The S&P 500 Banks Index rose 8.3 percent in the first three months of the year, compared with a 13 percent gain in the S&P 500 Index. Last year, the bank index dropped 16.4 percent, versus a 6.2 percent drop in the broader benchmark index.

In addition to being relatively inexpensive, investors like Brant Houston, who covers financials in the Denver office of CIBC US Private Wealth Management, say the U.S. bank sector offers better value than other industries.

"Investors need to be picky about which banks they invest in, but, in general, the banks offer good value for patient investors," he said. "The big banks are growing their book value per share, reducing share outstanding, while sporting attractive dividend yields."

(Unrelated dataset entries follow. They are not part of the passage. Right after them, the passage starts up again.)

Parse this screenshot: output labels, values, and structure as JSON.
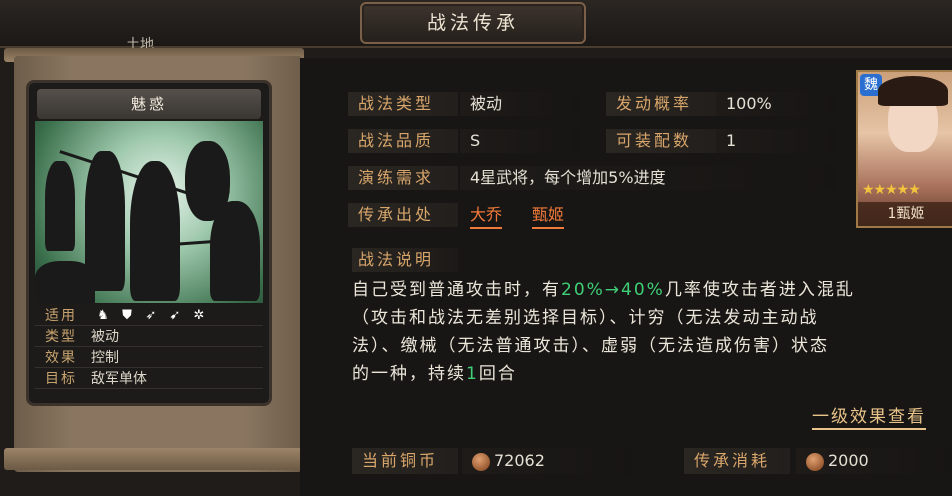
{
  "header": {
    "title": "战法传承",
    "terrain": "土地"
  },
  "card": {
    "name": "魅惑",
    "stats": [
      {
        "label": "适用",
        "value": ""
      },
      {
        "label": "类型",
        "value": "被动"
      },
      {
        "label": "效果",
        "value": "控制"
      },
      {
        "label": "目标",
        "value": "敌军单体"
      }
    ],
    "unit_icons": [
      "cavalry-icon",
      "shield-icon",
      "bow-icon",
      "spear-icon",
      "siege-icon"
    ]
  },
  "fields": {
    "type_label": "战法类型",
    "type_value": "被动",
    "prob_label": "发动概率",
    "prob_value": "100%",
    "quality_label": "战法品质",
    "quality_value": "S",
    "equip_label": "可装配数",
    "equip_value": "1",
    "req_label": "演练需求",
    "req_value": "4星武将，每个增加5%进度",
    "source_label": "传承出处",
    "source_1": "大乔",
    "source_2": "甄姬"
  },
  "description": {
    "label": "战法说明",
    "line1_a": "自己受到普通攻击时，有",
    "line1_g": "20%→40%",
    "line1_b": "几率使攻击者进入混乱",
    "line2": "（攻击和战法无差别选择目标）、计穷（无法发动主动战",
    "line3": "法）、缴械（无法普通攻击）、虚弱（无法造成伤害）状态",
    "line4_a": "的一种，持续",
    "line4_g": "1",
    "line4_b": "回合",
    "level_link": "一级效果查看"
  },
  "portrait": {
    "faction": "魏",
    "stars": "★★★★★",
    "name": "1甄姬"
  },
  "footer": {
    "coins_label": "当前铜币",
    "coins_value": "72062",
    "cost_label": "传承消耗",
    "cost_value": "2000"
  },
  "colors": {
    "accent": "#d8a66b",
    "highlight": "#3ecf77",
    "source": "#f07a3a"
  }
}
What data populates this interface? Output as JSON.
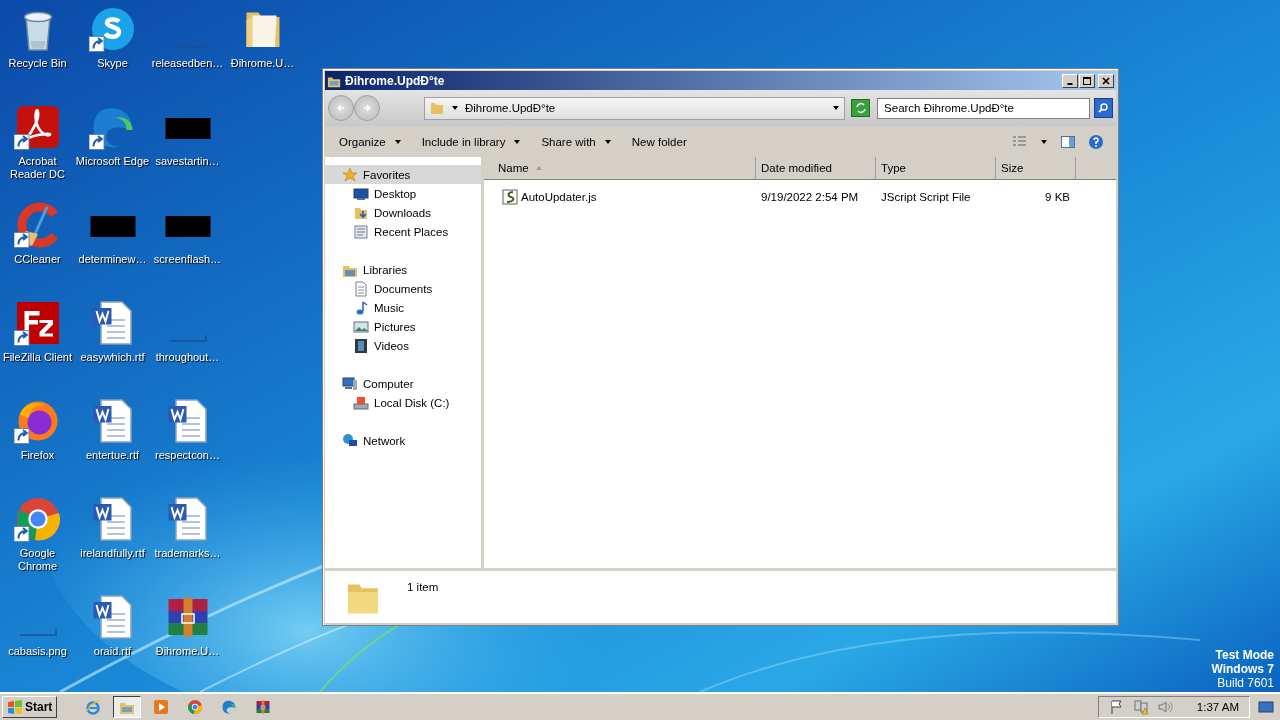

Among the major S&P sectors, the bank index has the lowest forward price-to-earnings ratio, at 10.6, followed closely by the broader financial sector index at 11.6. Bullish investors who spoke to Reuters also pointed to the prospect of additional share buybacks, higher dividends and a turnaround in capital markets businesses, which were weak during the first quarter.

However, they warned it could take some time for financials to catch up. That is especially true since the U.S. Federal Reserve has taken a more dovish stance on interest rates, which help fuel bank profits.

"For patient investors with longer-term holding periods, banks could be an interesting buy," said Sylvia Jablonski, managing director, capital markets – Institutional ETF Strategist at Direxion.